In reality, that's not what a CFO is. So, you know that's more of what a controller is. And so it happens is that CFO will then hire a controller to do that stuff. And now that you're spending a lot of money. And so cuz you're hot, you're spending, you know, 250,000 plus for the CFO and you're spending another 150,000 for the controller.

00:42:45

And then you know that controller's like, well hey, I don't typically pay bills as a controller , you know, I've got my accounts payable department that does that. And so you can kinda see how it just kind of blossoms out to this giant. You know, financial department, which is definitely necessary, you know, as you get bigger.

00:43:00

But just kind of keeping that in mind when going into it, when you have nothing or a bookkeeper type personality there and you go to a CFO type personality, there's gonna be a, there's a lot of expense there that you're gonna occur pretty quickly in order to make everything work. .

00:43:15

John: There's a lot of risk too, in that you hire the right person.

00:43:18

I mean, think about all the football teams that are firing coaches right now, COO is the head coach of a football team. And you might make a mistake, a very costly mistake, or you might hit a home run. I mean, the Pittsburgh Steelers have had three coaches in their lifetime.
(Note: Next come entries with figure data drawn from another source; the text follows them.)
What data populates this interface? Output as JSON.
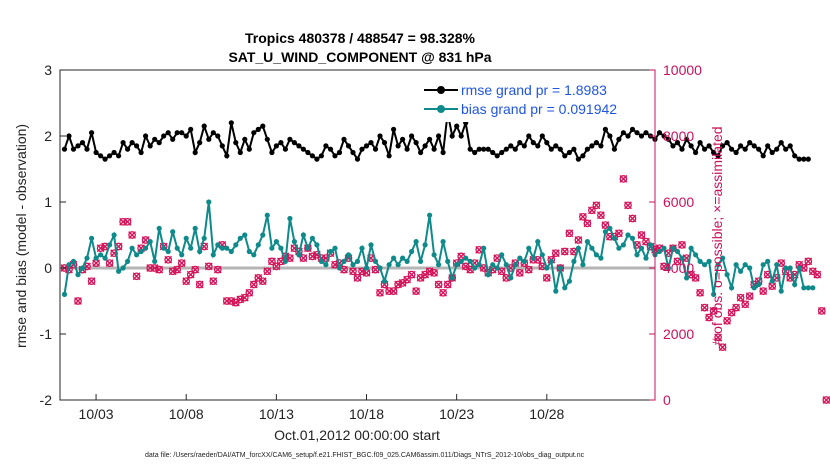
{
  "chart_data": {
    "type": "line",
    "title": "Tropics 480378 / 488547 = 98.328%",
    "subtitle": "SAT_U_WIND_COMPONENT @ 831 hPa",
    "xlabel": "Oct.01,2012 00:00:00 start",
    "ylabel_left": "rmse and bias (model - observation)",
    "ylabel_right": "# of obs: o=possible; ×=assimilated",
    "footnote": "data file: /Users/raeder/DAI/ATM_forcXX/CAM6_setup/f.e21.FHIST_BGC.f09_025.CAM6assim.011/Diags_NTrS_2012-10/obs_diag_output.nc",
    "ylim_left": [
      -2,
      3
    ],
    "ylim_right": [
      0,
      10000
    ],
    "xlim": [
      1.0,
      34.0
    ],
    "left_ticks": [
      "-2",
      "-1",
      "0",
      "1",
      "2",
      "3"
    ],
    "right_ticks": [
      "0",
      "2000",
      "4000",
      "6000",
      "8000",
      "10000"
    ],
    "x_ticks": [
      {
        "day": 3,
        "label": "10/03"
      },
      {
        "day": 8,
        "label": "10/08"
      },
      {
        "day": 13,
        "label": "10/13"
      },
      {
        "day": 18,
        "label": "10/18"
      },
      {
        "day": 23,
        "label": "10/23"
      },
      {
        "day": 28,
        "label": "10/28"
      }
    ],
    "legend": {
      "placement": "top-right",
      "entries": [
        "rmse grand pr = 1.8983",
        "bias grand pr = 0.091942"
      ]
    },
    "colors": {
      "rmse": "#000000",
      "bias": "#0f8a8a",
      "obs": "#d4145a",
      "zero_line": "#b5b5b5",
      "right_axis": "#c8125c",
      "legend_text": "#1f55e0"
    },
    "series": [
      {
        "name": "rmse",
        "x_start": 1.25,
        "x_step": 0.25,
        "values": [
          1.8,
          2.0,
          1.8,
          1.85,
          1.9,
          1.8,
          2.05,
          1.75,
          1.7,
          1.65,
          1.7,
          1.75,
          1.7,
          1.9,
          1.8,
          1.9,
          1.85,
          1.75,
          2.0,
          1.85,
          1.95,
          1.9,
          2.0,
          2.05,
          1.95,
          2.05,
          2.05,
          2.0,
          2.1,
          1.75,
          1.9,
          2.15,
          1.95,
          2.05,
          2.0,
          1.85,
          1.7,
          2.2,
          1.9,
          1.75,
          1.95,
          1.8,
          2.05,
          2.1,
          2.15,
          1.95,
          1.75,
          1.85,
          1.9,
          1.8,
          1.95,
          1.9,
          1.85,
          1.8,
          1.75,
          1.7,
          1.65,
          1.7,
          1.85,
          1.8,
          1.7,
          1.75,
          1.95,
          1.85,
          1.75,
          1.65,
          1.8,
          1.85,
          1.9,
          1.8,
          2.0,
          1.9,
          1.7,
          2.1,
          1.85,
          1.95,
          1.8,
          2.0,
          1.9,
          1.75,
          1.85,
          1.95,
          1.8,
          2.0,
          1.75,
          2.35,
          2.0,
          2.15,
          2.0,
          2.2,
          1.8,
          1.75,
          1.8,
          1.8,
          1.8,
          1.75,
          1.7,
          1.75,
          1.8,
          1.85,
          1.8,
          1.9,
          1.85,
          2.0,
          1.9,
          1.85,
          2.0,
          1.9,
          1.8,
          1.85,
          1.8,
          1.7,
          1.75,
          1.8,
          1.65,
          1.7,
          1.8,
          1.85,
          1.9,
          1.85,
          2.1,
          2.0,
          1.8,
          1.95,
          2.05,
          2.0,
          2.1,
          2.05,
          2.0,
          2.05,
          2.0,
          1.95,
          2.05,
          2.0,
          1.95,
          1.85,
          1.9,
          1.8,
          1.95,
          1.85,
          1.75,
          1.9,
          1.8,
          1.85,
          1.75,
          1.7,
          1.85,
          1.9,
          1.8,
          1.75,
          1.85,
          1.8,
          1.9,
          1.85,
          1.8,
          1.7,
          1.85,
          1.75,
          1.8,
          1.9,
          1.8,
          1.85,
          1.7,
          1.65,
          1.65,
          1.65
        ]
      },
      {
        "name": "bias",
        "x_start": 1.25,
        "x_step": 0.25,
        "values": [
          -0.4,
          0.05,
          0.1,
          -0.1,
          0.0,
          0.15,
          0.45,
          0.15,
          0.2,
          0.15,
          0.35,
          0.5,
          -0.05,
          0.0,
          0.1,
          0.3,
          0.2,
          0.25,
          0.3,
          0.4,
          0.1,
          0.6,
          0.3,
          0.25,
          0.55,
          0.3,
          0.2,
          0.45,
          0.3,
          0.6,
          0.25,
          0.45,
          1.0,
          0.2,
          0.35,
          0.3,
          0.3,
          0.25,
          0.35,
          0.45,
          0.5,
          0.25,
          0.2,
          0.35,
          0.5,
          0.8,
          0.3,
          0.4,
          0.3,
          0.1,
          0.75,
          0.4,
          0.2,
          0.5,
          0.3,
          0.45,
          0.35,
          0.1,
          0.05,
          0.25,
          0.3,
          0.0,
          0.1,
          0.2,
          0.05,
          0.1,
          0.3,
          0.0,
          0.35,
          0.1,
          0.0,
          -0.2,
          0.05,
          0.15,
          0.05,
          0.15,
          0.1,
          0.25,
          0.4,
          0.1,
          0.35,
          0.8,
          0.2,
          0.05,
          0.4,
          0.1,
          -0.15,
          0.05,
          0.1,
          0.15,
          0.1,
          0.0,
          0.05,
          0.3,
          -0.1,
          0.05,
          0.0,
          0.2,
          0.05,
          -0.15,
          0.05,
          0.15,
          0.1,
          0.3,
          0.15,
          0.4,
          0.2,
          0.0,
          0.1,
          -0.35,
          0.0,
          -0.3,
          -0.2,
          0.1,
          0.3,
          0.05,
          0.4,
          0.3,
          0.2,
          0.15,
          0.55,
          0.6,
          0.45,
          0.3,
          0.35,
          0.5,
          0.45,
          0.2,
          0.3,
          0.15,
          0.35,
          0.2,
          0.25,
          0.3,
          0.0,
          0.3,
          0.25,
          0.15,
          -0.15,
          0.3,
          0.2,
          0.1,
          0.05,
          0.1,
          -0.4,
          0.05,
          0.15,
          -0.1,
          -0.3,
          0.05,
          -0.05,
          0.05,
          0.0,
          -0.3,
          -0.25,
          0.05,
          0.1,
          -0.2,
          0.05,
          -0.35,
          0.0,
          0.0,
          -0.25,
          0.0,
          -0.3,
          -0.3,
          -0.3
        ]
      },
      {
        "name": "obs_possible",
        "axis": "right",
        "x_start": 1.25,
        "x_step": 0.25,
        "values": [
          4000,
          3950,
          4100,
          3000,
          3950,
          4050,
          3600,
          4150,
          4600,
          4650,
          4150,
          4450,
          4650,
          5400,
          5400,
          5000,
          3750,
          4600,
          4850,
          4000,
          4000,
          3950,
          4650,
          4250,
          3900,
          3950,
          4150,
          3600,
          3800,
          3950,
          3500,
          4650,
          4050,
          3600,
          3950,
          4700,
          3000,
          3000,
          2950,
          3050,
          3100,
          3250,
          3500,
          3700,
          3600,
          3900,
          4200,
          4050,
          4200,
          4350,
          4300,
          4600,
          4500,
          4300,
          4600,
          4350,
          4400,
          4300,
          4300,
          4450,
          4100,
          4150,
          3950,
          4300,
          3900,
          3700,
          3900,
          3850,
          4300,
          3950,
          3250,
          3500,
          3300,
          3300,
          3500,
          3550,
          3650,
          3800,
          3300,
          3700,
          3800,
          3900,
          3850,
          3500,
          3250,
          3500,
          3700,
          4150,
          4350,
          4050,
          3950,
          4150,
          4550,
          4000,
          3850,
          3950,
          4300,
          3900,
          3700,
          4000,
          4150,
          3850,
          4150,
          3950,
          4250,
          4250,
          4050,
          3700,
          4250,
          4450,
          4000,
          4500,
          5050,
          4500,
          4850,
          5550,
          5350,
          5750,
          5900,
          5600,
          5300,
          4950,
          4950,
          5050,
          6700,
          5900,
          5500,
          4700,
          5000,
          4800,
          4650,
          4550,
          4600,
          4050,
          4450,
          4600,
          4200,
          4700,
          4300,
          3800,
          3700,
          3250,
          2800,
          2500,
          2700,
          1900,
          1600,
          2400,
          2650,
          2800,
          3100,
          2900,
          3150,
          3500,
          3600,
          3300,
          3800,
          3450,
          3700,
          4150,
          3900,
          3700,
          3800,
          4100,
          4000,
          4200,
          3900,
          3800,
          2700,
          0
        ]
      },
      {
        "name": "obs_assimilated",
        "axis": "right",
        "x_start": 1.25,
        "x_step": 0.25,
        "values": [
          4000,
          3950,
          4100,
          3000,
          3950,
          4050,
          3600,
          4150,
          4600,
          4650,
          4150,
          4450,
          4650,
          5400,
          5400,
          5000,
          3750,
          4600,
          4850,
          4000,
          4000,
          3950,
          4650,
          4250,
          3900,
          3950,
          4150,
          3600,
          3800,
          3950,
          3500,
          4650,
          4050,
          3600,
          3950,
          4700,
          3000,
          3000,
          2950,
          3050,
          3100,
          3250,
          3500,
          3700,
          3600,
          3900,
          4200,
          4050,
          4200,
          4350,
          4300,
          4600,
          4500,
          4300,
          4600,
          4350,
          4400,
          4300,
          4300,
          4450,
          4100,
          4150,
          3950,
          4300,
          3900,
          3700,
          3900,
          3850,
          4300,
          3950,
          3250,
          3500,
          3300,
          3300,
          3500,
          3550,
          3650,
          3800,
          3300,
          3700,
          3800,
          3900,
          3850,
          3500,
          3250,
          3500,
          3700,
          4150,
          4350,
          4050,
          3950,
          4150,
          4550,
          4000,
          3850,
          3950,
          4300,
          3900,
          3700,
          4000,
          4150,
          3850,
          4150,
          3950,
          4250,
          4250,
          4050,
          3700,
          4250,
          4450,
          4000,
          4500,
          5050,
          4500,
          4850,
          5550,
          5350,
          5750,
          5900,
          5600,
          5300,
          4950,
          4950,
          5050,
          6700,
          5900,
          5500,
          4700,
          5000,
          4800,
          4650,
          4550,
          4600,
          4050,
          4450,
          4600,
          4200,
          4700,
          4300,
          3800,
          3700,
          3250,
          2800,
          2500,
          2700,
          1900,
          1600,
          2400,
          2650,
          2800,
          3100,
          2900,
          3150,
          3500,
          3600,
          3300,
          3800,
          3450,
          3700,
          4150,
          3900,
          3700,
          3800,
          4100,
          4000,
          4200,
          3900,
          3800,
          2700,
          0
        ]
      }
    ]
  }
}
They've figured something out.

00:43:35

But you're gonna have more than one CFO over the lifetime of a firm, and they don't all work out.

00:43:41

Tom: And I can also see, so it's interesting, the numbers you throughout John are pretty similar to what we see when we talk the digital agencies. And from a dollar perspective, kind of three to $5 million range of revenue, annual revenue is really that sweet spot of saying probably not big enough to afford a full-time CFO and the team that Jody described.

00:43:58

But you're too big to just have the [00:44:00] bookkeeper that only knows QBO. Right? And that's where we can help. And I think the advantage they have, and I can see for law firms with you is you've worked with so many, they may never even thought of leverage and utilization those things in those kind of terms, and they talk to you and you're like, oh, I know what other firms do, here's how they've implemented and how quickly I'm thinking they can ramp up.

00:44:17

to where you're really challenging 'em on. What about these couple things I see you guys needing to do in that real value of that experience that you bring in. Well, this has been really valuable. Thanks for helping us better understand sort of the law firms and some of the KPIs and also how it can expandand think about across industries.

00:44:36

John: Thank you. I've enjoyed it. 

Tom: Good. Hope everyone has a great day.

00:44:39

Jody: Yeah, it's been great. Thanks.